All animals are conceived as machines whose motions are determined by the mechanism of the
nervous system, and even in the case of man, he conceived of this mechanism as a motion of fine substances,
the so-called spiritus animales, and sought the point of transition from the sensory to the nervous system in
a particular part of the brain, which is not double as others are—the "pineal gland." This point of union
makes a reciprocal action between mind and body possible, though for the most part their activities are
entirely independent.

The world thus falls into two completely separated realms—that of bodies and that of minds. But
behind this dualism, according to Descartes, there lies the conception of deity, as the one perfect substance
in which both find their place and activity.

Descartes was an acute mathematician, and made several valuable contributions to mathematical
science. He was the first who applied algebra to the properties of curves, and was one of the pioneers of the
calculus.

To ethical philosophy he devoted only subordinate attention. It ought to be our aim to abstract
ourselves as far as possible from external things and to free ourselves from all bondage to the passions. We
must cease to desire the impossible. There are things within our power and things beyond our power. Let
us subdue our passions. That which is within our power is virtue, which is just the harmony of reason with
itself—the equanimity of the Stoics.

It will thus be seen that both in his Ethics and in his Metaphysics Descartes fails to reconcile the
opposed elements of our nature, and ends in a dualism.

The weakness of Cartesianism is that the three notions, the thinking substance or spirit, the extended
substance or matter, and the infinite uncreated substance or God, in whom the other two are contained—
are empirically assumed. He begins by divesting the mind of all assumptions and then forthwith reaffirms
them as postulates of thought, moving in a circle and making the one depend on the other, and vice versa.
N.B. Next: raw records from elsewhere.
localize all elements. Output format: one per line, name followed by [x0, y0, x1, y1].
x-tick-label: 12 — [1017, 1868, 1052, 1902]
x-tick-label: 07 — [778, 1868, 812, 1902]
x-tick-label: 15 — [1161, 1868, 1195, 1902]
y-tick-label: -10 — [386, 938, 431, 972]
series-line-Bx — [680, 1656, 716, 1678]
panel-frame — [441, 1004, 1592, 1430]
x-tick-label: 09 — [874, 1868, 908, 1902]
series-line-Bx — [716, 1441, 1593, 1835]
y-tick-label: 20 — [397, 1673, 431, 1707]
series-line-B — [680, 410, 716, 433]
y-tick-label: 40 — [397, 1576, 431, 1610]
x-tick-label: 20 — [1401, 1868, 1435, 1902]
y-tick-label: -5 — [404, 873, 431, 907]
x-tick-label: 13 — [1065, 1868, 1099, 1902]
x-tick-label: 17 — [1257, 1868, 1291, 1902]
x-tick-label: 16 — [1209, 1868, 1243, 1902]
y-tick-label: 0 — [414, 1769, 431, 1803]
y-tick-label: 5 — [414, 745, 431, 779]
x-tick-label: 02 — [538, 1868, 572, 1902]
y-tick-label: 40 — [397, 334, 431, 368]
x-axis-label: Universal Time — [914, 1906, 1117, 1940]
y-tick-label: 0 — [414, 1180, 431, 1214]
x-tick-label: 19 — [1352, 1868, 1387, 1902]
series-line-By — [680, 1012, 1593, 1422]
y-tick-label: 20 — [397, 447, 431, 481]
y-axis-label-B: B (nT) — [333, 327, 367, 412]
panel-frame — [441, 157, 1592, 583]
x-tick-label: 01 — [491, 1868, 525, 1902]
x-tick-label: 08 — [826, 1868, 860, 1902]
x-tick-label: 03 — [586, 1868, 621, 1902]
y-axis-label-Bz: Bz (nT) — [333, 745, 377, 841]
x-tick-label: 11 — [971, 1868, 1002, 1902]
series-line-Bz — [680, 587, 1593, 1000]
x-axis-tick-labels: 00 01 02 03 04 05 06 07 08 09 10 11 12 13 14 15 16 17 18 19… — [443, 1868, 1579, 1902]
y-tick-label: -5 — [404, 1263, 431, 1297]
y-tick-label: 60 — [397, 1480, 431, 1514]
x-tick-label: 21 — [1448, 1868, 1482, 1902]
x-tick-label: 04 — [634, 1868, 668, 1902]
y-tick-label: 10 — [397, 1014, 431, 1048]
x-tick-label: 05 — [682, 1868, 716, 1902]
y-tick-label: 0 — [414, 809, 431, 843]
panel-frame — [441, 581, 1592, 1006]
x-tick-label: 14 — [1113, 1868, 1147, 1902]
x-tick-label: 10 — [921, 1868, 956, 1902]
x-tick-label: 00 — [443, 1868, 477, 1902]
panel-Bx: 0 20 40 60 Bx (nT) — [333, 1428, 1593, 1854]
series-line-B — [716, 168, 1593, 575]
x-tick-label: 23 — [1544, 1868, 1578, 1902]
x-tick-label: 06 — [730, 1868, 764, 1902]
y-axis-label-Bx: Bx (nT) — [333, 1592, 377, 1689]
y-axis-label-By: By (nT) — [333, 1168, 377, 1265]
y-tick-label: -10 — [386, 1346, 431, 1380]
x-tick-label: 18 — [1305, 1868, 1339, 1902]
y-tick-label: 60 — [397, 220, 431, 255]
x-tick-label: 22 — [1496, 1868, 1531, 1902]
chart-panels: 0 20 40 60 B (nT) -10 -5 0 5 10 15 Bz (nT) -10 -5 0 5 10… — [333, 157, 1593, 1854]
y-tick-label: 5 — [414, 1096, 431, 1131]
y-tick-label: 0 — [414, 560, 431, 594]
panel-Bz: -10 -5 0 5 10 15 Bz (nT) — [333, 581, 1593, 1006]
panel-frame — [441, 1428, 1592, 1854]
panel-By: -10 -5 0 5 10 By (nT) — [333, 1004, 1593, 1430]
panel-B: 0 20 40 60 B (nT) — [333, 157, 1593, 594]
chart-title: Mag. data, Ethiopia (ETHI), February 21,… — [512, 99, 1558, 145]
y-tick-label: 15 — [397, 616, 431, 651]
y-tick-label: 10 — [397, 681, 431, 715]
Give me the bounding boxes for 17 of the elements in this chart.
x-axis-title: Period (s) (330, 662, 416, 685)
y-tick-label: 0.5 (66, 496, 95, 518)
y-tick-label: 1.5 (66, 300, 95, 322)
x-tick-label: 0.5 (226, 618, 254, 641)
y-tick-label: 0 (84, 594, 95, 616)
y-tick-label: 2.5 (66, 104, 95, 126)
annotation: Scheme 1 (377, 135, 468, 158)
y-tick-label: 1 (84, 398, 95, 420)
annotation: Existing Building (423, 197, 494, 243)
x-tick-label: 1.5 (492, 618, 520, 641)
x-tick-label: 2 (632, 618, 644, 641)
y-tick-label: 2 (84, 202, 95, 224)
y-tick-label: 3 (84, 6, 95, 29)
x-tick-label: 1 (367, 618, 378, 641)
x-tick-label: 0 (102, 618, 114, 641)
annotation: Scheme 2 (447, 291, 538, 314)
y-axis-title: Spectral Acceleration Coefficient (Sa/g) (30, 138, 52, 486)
Descartes fails, moreover, to reconcile the duality of mind and matter which his system exhibits.
The union is an artificial one. God stands outside both created substances, and connects them only in an
external and abstract fashion. On the one hand his suggestion of a mechanical interaction arising in the
brain opens the door for a material explanation; and on the other, his assumption that both are elements in
the infinite substance paves the way for the pantheistic conception of the universe propounded by Spinoza.